"Last week." The woman started to cry, and sympathetically, hardly realizing what she was doing, Linda put her arm about her.
"But why did you wait all this time to come to a doctor?" inquired the elderly man, trying to soften his disapproval by a kindly tone.
"Because," stammered the other, between her sobs, "because my mother thought it would be all right. One of my brothers swallowed a tack when he was little, and nothing happened. And—we live out in the country, and we're so awful poor!"
"I'm afraid it's too late now," sighed the doctor. "I'll make an examination, of course, but if the pin is lodged in the child's lung, there is nothing I, or anybody else—except that surgeon in Philadelphia—could do. And he's too far away."

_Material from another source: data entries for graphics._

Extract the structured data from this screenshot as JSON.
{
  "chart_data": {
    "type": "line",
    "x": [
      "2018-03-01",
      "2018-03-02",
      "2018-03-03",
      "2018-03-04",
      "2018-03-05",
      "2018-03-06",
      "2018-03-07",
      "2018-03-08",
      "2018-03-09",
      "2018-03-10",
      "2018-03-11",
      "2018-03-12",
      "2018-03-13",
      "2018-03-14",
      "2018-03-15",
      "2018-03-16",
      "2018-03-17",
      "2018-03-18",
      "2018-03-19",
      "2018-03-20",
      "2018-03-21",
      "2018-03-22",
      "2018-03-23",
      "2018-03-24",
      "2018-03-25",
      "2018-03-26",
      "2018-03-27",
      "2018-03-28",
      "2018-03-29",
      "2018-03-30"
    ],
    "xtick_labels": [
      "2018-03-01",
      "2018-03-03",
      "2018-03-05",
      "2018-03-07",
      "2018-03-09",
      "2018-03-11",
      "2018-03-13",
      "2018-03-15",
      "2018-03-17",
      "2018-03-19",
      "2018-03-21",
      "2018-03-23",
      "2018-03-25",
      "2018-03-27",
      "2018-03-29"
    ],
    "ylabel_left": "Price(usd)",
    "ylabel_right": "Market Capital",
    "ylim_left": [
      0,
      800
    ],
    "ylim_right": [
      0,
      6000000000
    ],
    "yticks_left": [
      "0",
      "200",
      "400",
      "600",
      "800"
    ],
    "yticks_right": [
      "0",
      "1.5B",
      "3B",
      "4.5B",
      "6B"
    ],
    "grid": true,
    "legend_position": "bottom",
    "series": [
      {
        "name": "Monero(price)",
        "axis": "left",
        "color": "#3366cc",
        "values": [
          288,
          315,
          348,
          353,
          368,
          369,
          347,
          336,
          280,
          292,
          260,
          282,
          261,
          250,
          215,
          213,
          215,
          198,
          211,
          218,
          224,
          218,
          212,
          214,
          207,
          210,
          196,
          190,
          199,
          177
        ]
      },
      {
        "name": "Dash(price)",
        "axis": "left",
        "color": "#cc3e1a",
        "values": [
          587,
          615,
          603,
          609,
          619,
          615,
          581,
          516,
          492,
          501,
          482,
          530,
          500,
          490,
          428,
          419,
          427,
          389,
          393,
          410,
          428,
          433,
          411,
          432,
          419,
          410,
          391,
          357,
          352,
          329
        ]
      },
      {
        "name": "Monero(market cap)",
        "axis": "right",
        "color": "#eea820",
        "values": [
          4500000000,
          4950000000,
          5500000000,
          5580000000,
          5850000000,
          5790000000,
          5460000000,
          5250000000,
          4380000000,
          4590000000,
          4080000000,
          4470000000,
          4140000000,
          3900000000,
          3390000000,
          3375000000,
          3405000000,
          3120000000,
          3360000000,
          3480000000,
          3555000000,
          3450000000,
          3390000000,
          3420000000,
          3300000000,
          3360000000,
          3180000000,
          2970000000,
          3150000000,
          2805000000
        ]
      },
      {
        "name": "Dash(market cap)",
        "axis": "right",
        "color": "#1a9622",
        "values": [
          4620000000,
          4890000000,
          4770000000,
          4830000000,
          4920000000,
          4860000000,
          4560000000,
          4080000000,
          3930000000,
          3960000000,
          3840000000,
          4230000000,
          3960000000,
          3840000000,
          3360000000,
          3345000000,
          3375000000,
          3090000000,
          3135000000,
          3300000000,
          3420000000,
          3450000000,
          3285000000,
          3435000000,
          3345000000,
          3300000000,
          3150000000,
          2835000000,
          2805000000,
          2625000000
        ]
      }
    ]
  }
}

The tears rolled down the woman's face, and the tiny little girl—about two years old, Linda judged—seemed almost to realize the death sentence, for she opened her blue eyes and uttered a pitiful little moan. And, strangely enough, she reached out her tiny hand towards Linda.
"You precious baby!" exclaimed the tender-hearted girl, touching her hot little fingers. "You are so sweet!"
It seemed almost as if the little girl tried to smile, and at this pathetic effort the distracted mother broke out into convulsive sobs, hiding her head on Linda's shoulder.
"She's my only girl!" she moaned. "I have three boys, but this baby has always been nearest to me.... My—my little bit of Heaven!"
Silently, sympathetically, the doctor laid the child down on his table in the office, and got out his instruments, while Linda drew the heart-broken mother to a chair near-by.
"It is as you feared," he said, finally. "There is nothing I can do."